A French art critic confesses her love for the male organ (the more the merrier) in a new, pleasingly pornographic sexual memoir.
May 22, 2002 | There's group sex on the fourth page and a chapter that begins "I really like sucking men's cocks." But the most shocking thing about "The Sexual Life of Catherine M.," an unfettered memoir that has become a bestseller in France and is just now being published in the United States, is that it isn't particularly shocking at all. A good quarter of the time, it works as pornography (and I use the term in a descriptive sense, not a judgmental one); the rest of the time it's a rumination on the nature of desire and pleasure and the experience of living a life that is specifically arranged to let desire and pleasure have their way with you. It's titillating, explicit, dryly funny and sometimes exceedingly puzzling.
The only truly shocking thing about it is that it was written by a straight woman and not a gay man.
The author of "The Sexual Life of Catherine M." is Catherine Millet (her real name), an art critic and the longtime editor of the French journal Art Press. Millet, who is now in her early 50s, has written eight books of art criticism. In Vogue magazine last year, Francine du Plessix Gray characterized her as "a demure woman ... who wears white dimity blouses with her prim black suits."
Since being a teenager in the 1970s, Millet has had sexual encounters with hundreds -- in fact, a countless number -- of men. Millet has taken and been taken in public parks, in sex clubs and cozy apartments, at birthday parties that would segue gracefully (or feverishly) into artfully arranged orgies. She also recounts a memorable episode in a delivery van parked outside the Soviet Embassy in Paris, where she was visited by a succession of men who rocked her world so hard that her friend Éric, her protector and cruise director during such sessions, had to bring the evening to a close partly because the van was in danger of tipping over.
"The Sexual Life of Catherine M." is a dare to every human being, particularly every woman, who claims to be sexually open. No woman has ever written a book like this. Millet speaks with so much matter-of-fact assurance about her sexuality and her exploits that she's bound to make enemies, even among those who insist they're anything but prudish. (Beware any human being who begins a sentence with the innocently sinister phrase "I'm no prude, but ...," inevitably a prelude to superiority and judgment.) Millet is unapologetic about her adoration of cocks, and lots of them, preferably all at once. And she never adopts the half-defensive, half self-congratulatory tone of so many women writers who fancy themselves sexually free; her sentences never scream, "Look what a groovy libertine I am!"
Millet is too busy for that: Too busy taking on all cummers, allowing herself to be stroked and pawed, masturbating alone or with a partner, perfecting the art of the blow job.
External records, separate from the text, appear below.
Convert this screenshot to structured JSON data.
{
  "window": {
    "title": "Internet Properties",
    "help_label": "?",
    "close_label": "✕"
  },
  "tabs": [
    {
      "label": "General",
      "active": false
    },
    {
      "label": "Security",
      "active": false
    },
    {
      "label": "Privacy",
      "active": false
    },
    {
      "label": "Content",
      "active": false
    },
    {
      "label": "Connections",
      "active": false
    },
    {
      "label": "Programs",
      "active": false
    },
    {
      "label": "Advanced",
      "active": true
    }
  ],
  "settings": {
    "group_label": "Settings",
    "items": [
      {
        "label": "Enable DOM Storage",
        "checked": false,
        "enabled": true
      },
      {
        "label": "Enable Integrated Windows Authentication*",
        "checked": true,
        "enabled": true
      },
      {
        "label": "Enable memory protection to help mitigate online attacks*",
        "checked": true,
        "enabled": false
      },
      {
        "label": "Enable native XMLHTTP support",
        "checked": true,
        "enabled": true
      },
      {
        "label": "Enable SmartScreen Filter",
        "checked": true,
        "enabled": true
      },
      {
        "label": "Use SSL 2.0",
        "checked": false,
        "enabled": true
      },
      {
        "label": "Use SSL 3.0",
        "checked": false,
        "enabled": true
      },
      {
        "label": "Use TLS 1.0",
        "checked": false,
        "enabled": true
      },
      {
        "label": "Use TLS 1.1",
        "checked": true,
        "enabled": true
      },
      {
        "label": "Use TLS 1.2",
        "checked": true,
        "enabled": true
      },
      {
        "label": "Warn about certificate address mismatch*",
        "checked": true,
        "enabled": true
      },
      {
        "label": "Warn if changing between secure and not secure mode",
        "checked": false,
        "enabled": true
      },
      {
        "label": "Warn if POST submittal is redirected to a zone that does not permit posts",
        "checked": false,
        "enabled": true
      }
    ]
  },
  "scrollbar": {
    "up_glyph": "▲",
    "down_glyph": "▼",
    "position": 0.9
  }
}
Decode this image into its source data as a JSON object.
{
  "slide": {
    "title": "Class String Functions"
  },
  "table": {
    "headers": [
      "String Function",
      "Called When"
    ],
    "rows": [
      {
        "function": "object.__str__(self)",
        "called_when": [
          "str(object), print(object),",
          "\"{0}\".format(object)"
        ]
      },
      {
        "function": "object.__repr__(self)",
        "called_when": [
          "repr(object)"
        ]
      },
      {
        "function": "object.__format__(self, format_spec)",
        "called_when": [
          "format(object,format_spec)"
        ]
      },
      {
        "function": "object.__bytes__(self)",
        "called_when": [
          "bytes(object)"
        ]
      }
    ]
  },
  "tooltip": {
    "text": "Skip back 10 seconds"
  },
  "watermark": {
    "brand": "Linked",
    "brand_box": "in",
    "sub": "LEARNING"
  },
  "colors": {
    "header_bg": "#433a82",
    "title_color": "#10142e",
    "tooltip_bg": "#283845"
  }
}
She wants to be where the action is and, in pursuit of it, lives out a glorious perversion of the Puritan work ethic. No idle hands for her; she likes to keep busy. "In the biggest orgies in which I participated ... there could be up to about 150 people (they did not all fuck, some had come to watch), and I would take on the organs of around a quarter or a fifth of them in all the available ways: In my hands, my mouth, my cunt and my ass. Sometimes I would exchange kisses and caresses with women, but that was only ever secondary."